We walked in silence to a nearby clearing and entered a two-story building, climbing stairs to the flat roof. From there we were able to observe the battle exercise in a village constructed to train special operations soldiers for urban conflict. The cinder block buildings were criss-crossed by a warren of streets dotted with rusted cars. We watched as a noisy crowd approached from around a corner. A firefight unfolded in the street below us between U.S. soldiers and a mob shouting slogans and waving weapons. Next, a parked car was overturned by the rioters and set ablaze. There was increasing noise and confusion accompanied by live fire as our soldiers executed a full takedown assault against the armed mob.
Layered over the sound of gunfire, we heard the steady beat of rotors above us as two small, highly maneuverable MH-6 "Little Bird" helicopters hovered in place almost touching the roof of the building opposite ours. Reinforcements in full battle gear perched on the helicopters skids and systematically began rappelling down ropes, dropping onto a narrow ledge no wider than a balance beam to steadily advance towards the chaos in the streets.
As the battle escalated below us, dust and debris churned in the air amid the firing and shouting. Suddenly the commotion stopped, the smoke cleared and there was silence. We saw enemy troops lying on the ground and heard a low crackle of radio communication. The American troops had contained the uprising and stabilized the environment as we were led off the roof to a large field nearby. A soldier took accountability as we looked up and in the distance saw a CH-47 Chinook helicopter rapidly approaching to land. Through the choking dust kicked up by its twin rotors, soldiers guided us up the rear ramp into Chinook's belly for evacuation. As we took our seats along the sides, we lifted off and watched through the windows as the field and battle zone became smaller and disappeared from view.
Even though we realized this was only a drill, we internalized the enormity of the risks facing our soldiers at a moments notice. It was odd to see how many of us sat in silence as if each participant could now identify with how instability abroad can so quickly become a personal threat. How our helplessness turned to hope as the soldiers professionally translated their training into decisive action for our benefit. How the anxiety of uncertain danger changed to relief when we saw the Chinook come to our rescue.
Safely aloft in the helicopter, the events of the day reinforced our debt to the military for the demanding level of professionalism we witnessed. More than that, it renewed a sense of gratitude to have the good fortune to live in a country whose soldiers risk their lives for us. And that knowledge invigorated our resolve and commitment to do what we could to make their burden lighter.
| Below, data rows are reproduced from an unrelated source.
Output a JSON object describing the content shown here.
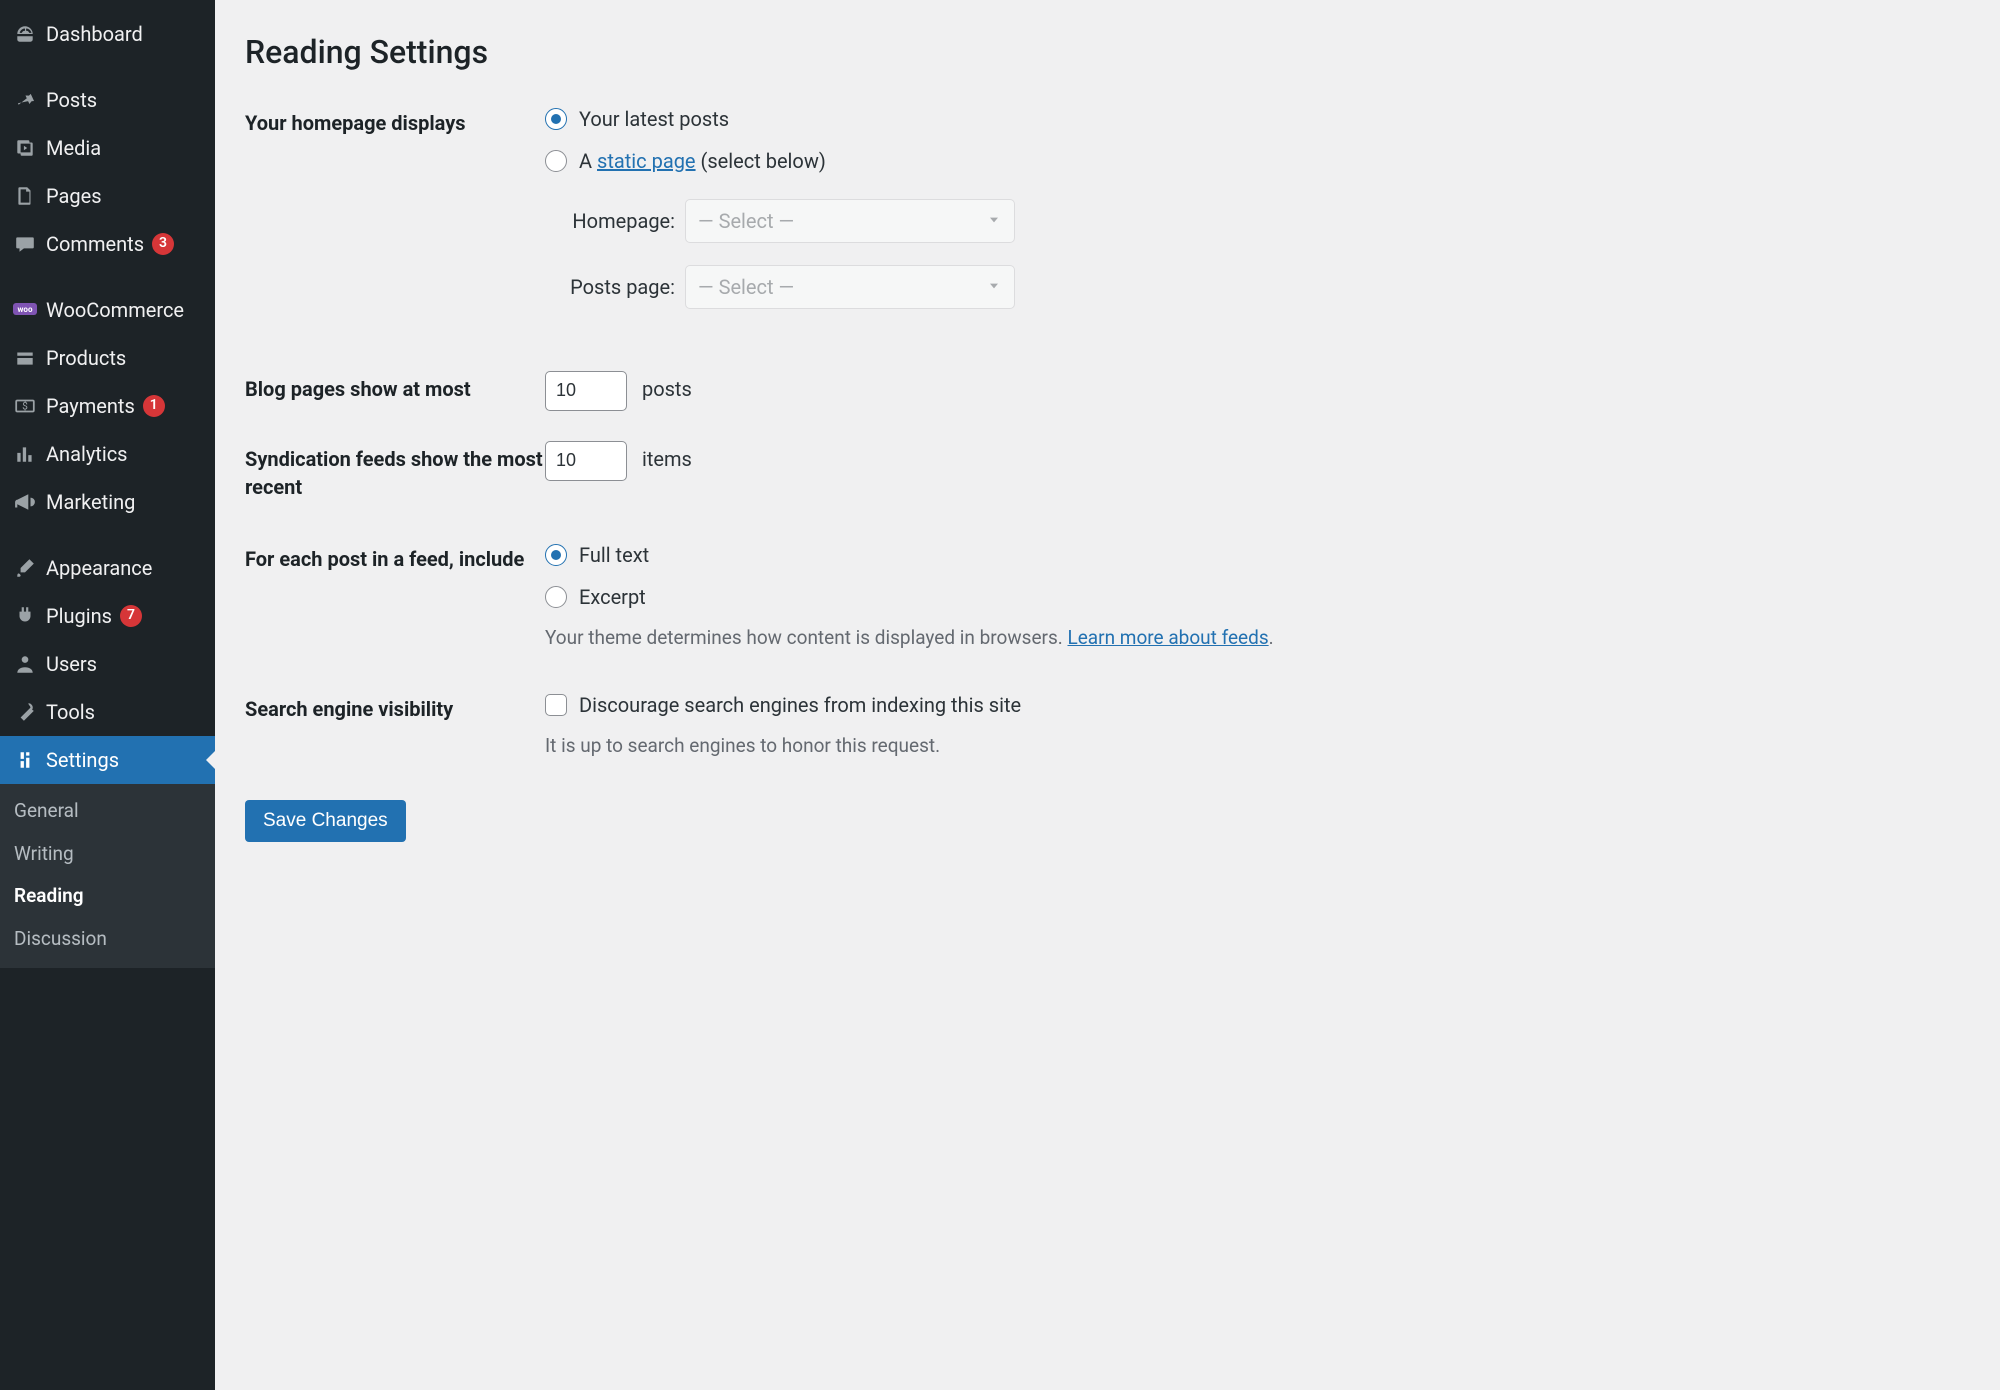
{
  "page": {
    "title": "Reading Settings",
    "save_button": "Save Changes"
  },
  "sidebar": {
    "items": [
      {
        "label": "Dashboard"
      },
      {
        "label": "Posts"
      },
      {
        "label": "Media"
      },
      {
        "label": "Pages"
      },
      {
        "label": "Comments",
        "badge": "3"
      },
      {
        "label": "WooCommerce"
      },
      {
        "label": "Products"
      },
      {
        "label": "Payments",
        "badge": "1"
      },
      {
        "label": "Analytics"
      },
      {
        "label": "Marketing"
      },
      {
        "label": "Appearance"
      },
      {
        "label": "Plugins",
        "badge": "7"
      },
      {
        "label": "Users"
      },
      {
        "label": "Tools"
      },
      {
        "label": "Settings"
      }
    ],
    "submenu": [
      {
        "label": "General"
      },
      {
        "label": "Writing"
      },
      {
        "label": "Reading"
      },
      {
        "label": "Discussion"
      }
    ]
  },
  "form": {
    "homepage": {
      "heading": "Your homepage displays",
      "opt_latest": "Your latest posts",
      "opt_static_prefix": "A ",
      "opt_static_link": "static page",
      "opt_static_suffix": " (select below)",
      "homepage_label": "Homepage:",
      "posts_page_label": "Posts page:",
      "select_placeholder": "— Select —"
    },
    "blog_pages": {
      "heading": "Blog pages show at most",
      "value": "10",
      "suffix": "posts"
    },
    "syndication": {
      "heading": "Syndication feeds show the most recent",
      "value": "10",
      "suffix": "items"
    },
    "feed_content": {
      "heading": "For each post in a feed, include",
      "opt_full": "Full text",
      "opt_excerpt": "Excerpt",
      "description_prefix": "Your theme determines how content is displayed in browsers. ",
      "description_link": "Learn more about feeds",
      "description_suffix": "."
    },
    "seo": {
      "heading": "Search engine visibility",
      "checkbox_label": "Discourage search engines from indexing this site",
      "description": "It is up to search engines to honor this request."
    }
  }
}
Each one of the special operations soldiers observed in this exercise was focused and moved as one body in precise, practiced maneuvers. All the while we were confident that we could rely upon the fact that these soldiers were what stood between possible harm and us. We also knew how grave the injuries some 30,000 returning soldiers are facing as they and their families try to come to terms with the impact of their traumatic injuries.
At this conference, the Care Coalition and its aid organizations joined together to restore quality of life to our wounded troops. There is a quote in the Old Testament commentary, "He who saves one life, it is as if he saved the world entire." Many of the wounded veterans will return to their families and communities and resume their place among their "world entire." JINSA can take its place beside these wounded warriors assisting them and their families to meet their challenges.